The system is mostly used as a portable, although it’s fun to hook it up to the television every so often to enjoy the bigger screen and more comfortable Pro controller. But the value for the Switch, for our family, is that it can easily be passed from kid to kid to take turns, even when someone else is using the TV. Our Switch’s use primarily as a portable probably has a lot to do with how much it has been beaten up.

Jeff Ramos, engagement editor

The kickstand on my Switch no longer latches shut, since I had to open and close it so much while working on the guides for Breath of Wild in order to constantly remove the SD card.

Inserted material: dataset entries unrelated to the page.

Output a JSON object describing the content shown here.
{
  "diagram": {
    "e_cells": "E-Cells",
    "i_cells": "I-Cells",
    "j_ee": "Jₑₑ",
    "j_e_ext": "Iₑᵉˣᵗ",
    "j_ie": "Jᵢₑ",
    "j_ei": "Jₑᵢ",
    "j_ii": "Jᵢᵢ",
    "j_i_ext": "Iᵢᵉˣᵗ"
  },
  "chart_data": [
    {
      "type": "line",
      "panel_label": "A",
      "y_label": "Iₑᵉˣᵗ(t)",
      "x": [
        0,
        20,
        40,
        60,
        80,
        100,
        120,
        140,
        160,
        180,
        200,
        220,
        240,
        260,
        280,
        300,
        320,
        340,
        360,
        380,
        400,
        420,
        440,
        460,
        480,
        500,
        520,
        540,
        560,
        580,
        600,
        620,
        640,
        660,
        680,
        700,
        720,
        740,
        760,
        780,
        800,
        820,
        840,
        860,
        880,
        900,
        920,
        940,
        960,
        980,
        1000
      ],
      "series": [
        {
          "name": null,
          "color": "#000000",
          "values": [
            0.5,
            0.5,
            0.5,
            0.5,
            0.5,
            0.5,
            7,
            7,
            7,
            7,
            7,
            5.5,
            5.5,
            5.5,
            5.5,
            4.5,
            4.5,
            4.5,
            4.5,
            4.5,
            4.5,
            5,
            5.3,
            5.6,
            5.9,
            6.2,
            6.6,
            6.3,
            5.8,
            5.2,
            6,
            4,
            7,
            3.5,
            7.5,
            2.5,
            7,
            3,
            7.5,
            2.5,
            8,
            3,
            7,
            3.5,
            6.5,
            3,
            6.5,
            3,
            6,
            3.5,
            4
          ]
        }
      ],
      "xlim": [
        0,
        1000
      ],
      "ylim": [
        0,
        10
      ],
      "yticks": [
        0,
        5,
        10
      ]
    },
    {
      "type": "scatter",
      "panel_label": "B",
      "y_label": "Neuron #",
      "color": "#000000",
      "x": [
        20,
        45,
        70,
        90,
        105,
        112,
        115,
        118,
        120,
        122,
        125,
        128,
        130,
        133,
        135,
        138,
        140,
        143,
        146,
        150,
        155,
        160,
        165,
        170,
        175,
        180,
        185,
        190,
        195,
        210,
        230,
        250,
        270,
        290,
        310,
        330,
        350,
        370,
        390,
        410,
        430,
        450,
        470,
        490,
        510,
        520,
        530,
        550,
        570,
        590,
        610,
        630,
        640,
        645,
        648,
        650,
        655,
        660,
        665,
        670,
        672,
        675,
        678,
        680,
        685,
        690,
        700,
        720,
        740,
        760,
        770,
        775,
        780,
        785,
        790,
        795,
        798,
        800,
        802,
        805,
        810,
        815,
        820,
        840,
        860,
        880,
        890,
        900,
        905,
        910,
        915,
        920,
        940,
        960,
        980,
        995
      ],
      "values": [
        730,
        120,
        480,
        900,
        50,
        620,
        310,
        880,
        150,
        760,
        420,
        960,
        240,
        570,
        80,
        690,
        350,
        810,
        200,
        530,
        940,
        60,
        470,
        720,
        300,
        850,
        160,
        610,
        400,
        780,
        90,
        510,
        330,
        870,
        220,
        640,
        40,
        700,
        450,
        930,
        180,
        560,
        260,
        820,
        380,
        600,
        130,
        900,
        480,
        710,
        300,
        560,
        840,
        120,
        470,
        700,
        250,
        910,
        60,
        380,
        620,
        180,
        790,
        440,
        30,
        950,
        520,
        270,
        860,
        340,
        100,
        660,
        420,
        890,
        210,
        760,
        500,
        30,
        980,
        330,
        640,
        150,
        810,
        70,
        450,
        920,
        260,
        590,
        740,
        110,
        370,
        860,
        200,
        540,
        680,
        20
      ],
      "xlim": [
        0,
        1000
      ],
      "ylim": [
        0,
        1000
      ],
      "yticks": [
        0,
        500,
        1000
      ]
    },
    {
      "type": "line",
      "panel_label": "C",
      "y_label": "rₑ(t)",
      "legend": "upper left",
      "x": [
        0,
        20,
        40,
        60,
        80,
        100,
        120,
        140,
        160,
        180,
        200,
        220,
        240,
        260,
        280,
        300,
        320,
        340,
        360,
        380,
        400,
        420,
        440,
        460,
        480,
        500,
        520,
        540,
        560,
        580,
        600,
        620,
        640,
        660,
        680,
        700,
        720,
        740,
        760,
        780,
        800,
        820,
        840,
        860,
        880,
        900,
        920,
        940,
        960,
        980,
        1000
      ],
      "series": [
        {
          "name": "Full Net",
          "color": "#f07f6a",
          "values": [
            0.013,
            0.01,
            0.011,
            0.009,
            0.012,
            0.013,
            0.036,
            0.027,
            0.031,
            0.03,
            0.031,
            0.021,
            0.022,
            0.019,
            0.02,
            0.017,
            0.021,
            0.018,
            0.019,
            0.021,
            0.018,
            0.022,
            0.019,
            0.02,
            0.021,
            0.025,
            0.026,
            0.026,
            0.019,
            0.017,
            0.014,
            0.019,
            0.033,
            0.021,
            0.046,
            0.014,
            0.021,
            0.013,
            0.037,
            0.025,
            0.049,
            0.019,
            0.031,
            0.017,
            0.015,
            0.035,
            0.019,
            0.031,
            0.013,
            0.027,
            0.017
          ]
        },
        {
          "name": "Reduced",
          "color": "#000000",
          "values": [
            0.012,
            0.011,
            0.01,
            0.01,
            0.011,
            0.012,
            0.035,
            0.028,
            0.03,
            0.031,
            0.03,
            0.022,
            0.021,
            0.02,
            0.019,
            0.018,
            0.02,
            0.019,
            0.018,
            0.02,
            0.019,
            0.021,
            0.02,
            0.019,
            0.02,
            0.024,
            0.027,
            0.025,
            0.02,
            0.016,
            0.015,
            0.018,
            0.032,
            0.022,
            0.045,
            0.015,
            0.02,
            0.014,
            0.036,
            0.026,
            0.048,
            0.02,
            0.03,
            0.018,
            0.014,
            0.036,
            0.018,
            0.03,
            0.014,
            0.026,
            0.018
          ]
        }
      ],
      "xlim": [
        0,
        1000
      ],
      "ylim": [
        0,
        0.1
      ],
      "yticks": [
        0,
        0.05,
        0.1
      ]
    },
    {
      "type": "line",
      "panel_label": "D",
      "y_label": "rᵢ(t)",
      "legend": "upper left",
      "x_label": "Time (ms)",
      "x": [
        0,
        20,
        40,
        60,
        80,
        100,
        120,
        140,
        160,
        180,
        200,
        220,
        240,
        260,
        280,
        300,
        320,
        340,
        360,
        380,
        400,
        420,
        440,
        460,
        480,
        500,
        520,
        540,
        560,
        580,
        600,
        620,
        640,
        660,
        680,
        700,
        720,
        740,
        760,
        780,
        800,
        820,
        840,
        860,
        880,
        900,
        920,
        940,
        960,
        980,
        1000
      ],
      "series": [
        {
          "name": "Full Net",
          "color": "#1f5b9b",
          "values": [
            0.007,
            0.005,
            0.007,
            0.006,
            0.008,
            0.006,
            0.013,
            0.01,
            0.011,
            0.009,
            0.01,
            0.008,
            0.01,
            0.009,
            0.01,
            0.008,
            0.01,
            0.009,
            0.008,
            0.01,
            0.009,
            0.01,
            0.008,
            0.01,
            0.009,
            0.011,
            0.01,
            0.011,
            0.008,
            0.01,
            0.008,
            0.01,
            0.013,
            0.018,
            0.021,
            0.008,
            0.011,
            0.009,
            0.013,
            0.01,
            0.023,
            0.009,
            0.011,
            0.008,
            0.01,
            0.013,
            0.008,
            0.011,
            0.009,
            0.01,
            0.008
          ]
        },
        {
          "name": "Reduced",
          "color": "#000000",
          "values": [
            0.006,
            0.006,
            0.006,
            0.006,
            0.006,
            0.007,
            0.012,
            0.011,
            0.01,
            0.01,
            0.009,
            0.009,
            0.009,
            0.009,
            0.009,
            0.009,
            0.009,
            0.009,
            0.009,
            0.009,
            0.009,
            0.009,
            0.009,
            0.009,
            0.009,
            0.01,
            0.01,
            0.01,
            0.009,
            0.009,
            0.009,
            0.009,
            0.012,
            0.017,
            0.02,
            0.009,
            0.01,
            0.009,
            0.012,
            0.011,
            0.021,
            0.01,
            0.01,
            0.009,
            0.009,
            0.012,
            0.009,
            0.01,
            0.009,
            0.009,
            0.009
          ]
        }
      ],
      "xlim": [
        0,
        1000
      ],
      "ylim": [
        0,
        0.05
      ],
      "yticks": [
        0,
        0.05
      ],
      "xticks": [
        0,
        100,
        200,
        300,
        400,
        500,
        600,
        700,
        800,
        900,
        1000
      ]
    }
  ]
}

I almost always use it in handheld mode and play it while watching TV or lying in bed. I’ve since removed the kickstand completely.

Cassandra Marshall, site lead, Heroes Never Die

My husband and I both use the Switch pretty regularly. We don’t travel outside the home with it, but we carry it into the bedroom, where we leave it out and sometimes our two cats sniff it and walk on it.

I’m not seeing any signs of wear — the thing is holding up pretty admirably. It’s not GameCube-level sturdy, and I’m very careful with the screen especially, but the surrounding hardware has been nothing but solid.

The biggest problem with long-term use has been that my hands cramp pretty badly after extended play periods.

Ross Miller, director of programming

My cartridges no longer have a taste to them. So, take that as you will.

Samit Sarkar, front page editor

I didn’t buy a Switch until October, for Super Mario Odyssey, and I’ve used it almost exclusively in docked mode. This is largely because I vastly prefer enjoying video games on a proper television, a big screen — I very rarely use my smartphone for games, and my dislike of small-screen gaming is also why I’ve never owned a dedicated handheld like a 3DS. Hell, I still haven’t bothered to apply the screen protector that I bought, since I take the Switch out of the dock so infrequently.

I did buy a case for the system, and my fiancée and I have occasionally traveled with it — for instance, we brought it along when we went to my parents’ house for Thanksgiving — but I’ve never taken the thing on the subway, and I don’t know if I ever will. (Partly because I’m paranoid that, like, I’d nod off while playing it and it’d slip out of my hands and crash to the floor — or worse, that someone would steal it. Hey Nintendo, how about you figure out cloud saves already? It’s been a whole year.)

What did we learn?

It’s going to be fun to read the comments to this piece, but overall very few of the initial issues ended up being long-term concerns. Controllers are staying synced, the screens aren’t being scratched to pieces by our docks and the systems are holding up about how you’d expect. Nintendo is building these things pretty well.

We’re also using our Switches in very different ways. Some of us travel with them often; others keep them at home. Some are daily players, while others only pick up the systems for Nintendo exclusives. The Switch is unlike an Xbox One or PlayStation 4 in that people can use it very differently, depending on what’s comfortable for them.

So how are your Switches holding up, and how are you using them after a year? We’d love to hear from you.